The "softening" — the previously blaming/pursuing partner accesses their primary emotion (fear, sadness, attachment longing beneath the anger) and expresses this vulnerability directly to the withdrawing partner, who has become emotionally re-engaged enough to respond with comfort and reassurance. This creates a corrective emotional experience that restructures the attachment bond and breaks the negative interaction cycle.

Q7: What is the structural interview in TFP?

Kernberg's diagnostic tool assessing personality organisation through three dimensions: identity integration, defence mechanisms, and reality testing. The interviewer uses clarification, confrontation, and interpretation during the interview itself and observes the patient's response. If the patient becomes more organised after confrontation, they have borderline-level organisation (identity diffusion + primitive defences + intact reality testing). If they become more disorganised, psychotic-level organisation is indicated.

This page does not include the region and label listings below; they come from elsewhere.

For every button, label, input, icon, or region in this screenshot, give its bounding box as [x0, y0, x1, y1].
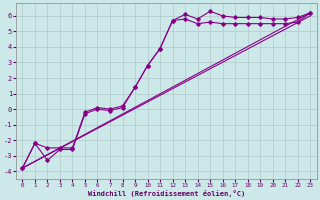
X-axis label: Windchill (Refroidissement éolien,°C): Windchill (Refroidissement éolien,°C): [88, 190, 245, 197]
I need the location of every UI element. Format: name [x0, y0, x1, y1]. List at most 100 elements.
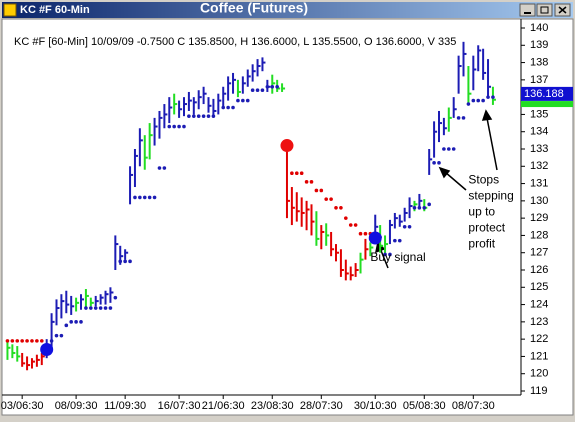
stop-dot	[128, 259, 132, 264]
stop-dot	[432, 161, 436, 165]
stop-dot	[294, 171, 299, 175]
stop-dot	[290, 171, 294, 175]
stop-dot	[182, 124, 186, 129]
x-tick-label: 08/07:30	[452, 400, 495, 412]
stop-dot	[437, 161, 441, 165]
stop-dot	[20, 339, 24, 343]
y-tick-label: 138	[530, 56, 548, 68]
y-tick-label: 133	[530, 143, 548, 155]
stop-dot	[15, 339, 20, 343]
annotation: Buy signal	[370, 250, 425, 264]
stop-dot	[162, 166, 167, 170]
window-icon	[3, 3, 17, 17]
marker-value	[521, 101, 573, 108]
stop-dot	[304, 180, 309, 184]
stop-dot	[113, 295, 118, 300]
y-tick-label: 119	[530, 385, 548, 397]
chart-title: Coffee (Futures)	[200, 0, 308, 16]
y-tick-label: 122	[530, 333, 548, 345]
stop-dot	[142, 195, 147, 200]
stop-dot	[221, 105, 226, 110]
stop-dot	[270, 84, 275, 89]
stop-dot	[275, 84, 279, 89]
last-value-label: 136.188	[524, 88, 564, 100]
x-tick-label: 05/08:30	[403, 400, 446, 412]
stop-dot	[451, 147, 456, 151]
stop-dot	[407, 224, 412, 229]
minimize-button[interactable]	[519, 3, 536, 17]
stop-dot	[329, 197, 333, 201]
stop-dot	[177, 124, 181, 129]
stop-dot	[486, 95, 490, 99]
x-tick-label: 30/10:30	[354, 400, 397, 412]
y-tick-label: 130	[530, 195, 548, 207]
window-buttons[interactable]	[519, 3, 571, 17]
stop-dot	[245, 98, 250, 103]
stop-dot	[118, 259, 123, 264]
stop-dot	[206, 114, 211, 118]
stop-dot	[69, 320, 74, 324]
stop-dot	[265, 84, 270, 89]
annotation: profit	[468, 236, 495, 250]
stop-dot	[422, 205, 427, 210]
y-tick-label: 126	[530, 264, 548, 276]
stop-dot	[123, 259, 127, 264]
stop-dot	[172, 124, 176, 129]
annotation: up to	[468, 204, 495, 218]
y-tick-label: 132	[530, 160, 548, 172]
stop-dot	[491, 95, 495, 99]
stop-dot	[363, 231, 368, 236]
stop-dot	[334, 205, 338, 210]
x-tick-label: 23/08:30	[251, 400, 294, 412]
stop-dot	[466, 102, 471, 106]
y-tick-label: 139	[530, 39, 548, 51]
signal-dot	[40, 343, 54, 357]
stop-dot	[187, 114, 191, 118]
stop-dot	[30, 339, 34, 343]
stop-dot	[388, 252, 392, 257]
stop-dot	[319, 188, 324, 193]
y-tick-label: 124	[530, 298, 548, 310]
stop-dot	[231, 105, 235, 110]
stop-dot	[456, 116, 461, 120]
stop-dot	[196, 114, 201, 118]
stop-dot	[442, 147, 446, 151]
stop-dot	[10, 339, 15, 343]
stop-dot	[314, 188, 319, 193]
stop-dot	[417, 205, 422, 210]
stop-dot	[481, 98, 485, 103]
stop-dot	[358, 231, 363, 236]
stop-dot	[25, 339, 29, 343]
signal-dot	[280, 139, 294, 153]
stop-dot	[49, 339, 54, 343]
annotation: stepping	[468, 188, 513, 202]
stop-dot	[236, 98, 240, 103]
y-tick-label: 127	[530, 247, 548, 259]
last-value-box	[521, 86, 573, 101]
stop-dot	[103, 306, 108, 310]
y-tick-label: 129	[530, 212, 548, 224]
stop-dot	[138, 195, 142, 200]
maximize-button[interactable]	[536, 3, 553, 17]
y-tick-label: 140	[530, 22, 548, 34]
title-bar	[2, 2, 573, 18]
stop-dot	[383, 252, 387, 257]
stop-dot	[152, 195, 157, 200]
stop-dot	[93, 306, 98, 310]
stop-dot	[353, 223, 358, 227]
annotation: Stops	[468, 172, 499, 186]
stop-dot	[147, 195, 152, 200]
y-tick-label: 135	[530, 108, 548, 120]
info-line: KC #F [60-Min] 10/09/09 -0.7500 C 135.85…	[14, 36, 456, 48]
window-caption: KC #F 60-Min	[20, 4, 90, 16]
x-tick-label: 03/06:30	[1, 400, 44, 412]
stop-dot	[324, 197, 329, 201]
stop-dot	[260, 88, 265, 93]
stop-dot	[79, 320, 83, 324]
stop-dot	[89, 306, 93, 310]
stop-dot	[108, 306, 113, 310]
y-tick-label: 123	[530, 316, 548, 328]
stop-dot	[39, 339, 44, 343]
stop-dot	[255, 88, 260, 93]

Q8: Name three TA games and explain their payoffs.

"Why Don't You... Yes But" — solicits then rejects all advice; payoff: confirms "nobody can help me." "If It Weren't For You" — blames partner for own limitations; payoff: avoids testing one's own capabilities. "Kick Me" — behaves provocatively until retaliated against, then adopts victim position; payoff: confirms "nobody likes me." All games end with a familiar bad feeling that reinforces the life script.

Q9: What is the sick role in IPT and why is it therapeutically useful?

Borrowed from Talcott Parsons. The therapist explicitly tells the patient they are ill (legitimising symptoms), which reduces self-blame and guilt, excuses the patient from obligations they cannot meet, and simultaneously obligates them to work actively toward recovery. It reframes depression from a moral failing to a medical condition. Assigned in Phase 1 of IPT.

Q10: What are the core techniques of psychodrama?

Role reversal (protagonist plays the other person — builds empathy), doubling (group member voices protagonist's unspoken thoughts), mirror technique (another enacts the protagonist's role while they watch — confronts blind spots), surplus reality (enacting impossible scenes, e.g., saying goodbye to the deceased), soliloquy (speaking inner thoughts aloud), empty chair (dialogue with absent figure — originally Moreno's technique, later adopted by Perls for Gestalt therapy). Three phases: warm-up, action, sharing.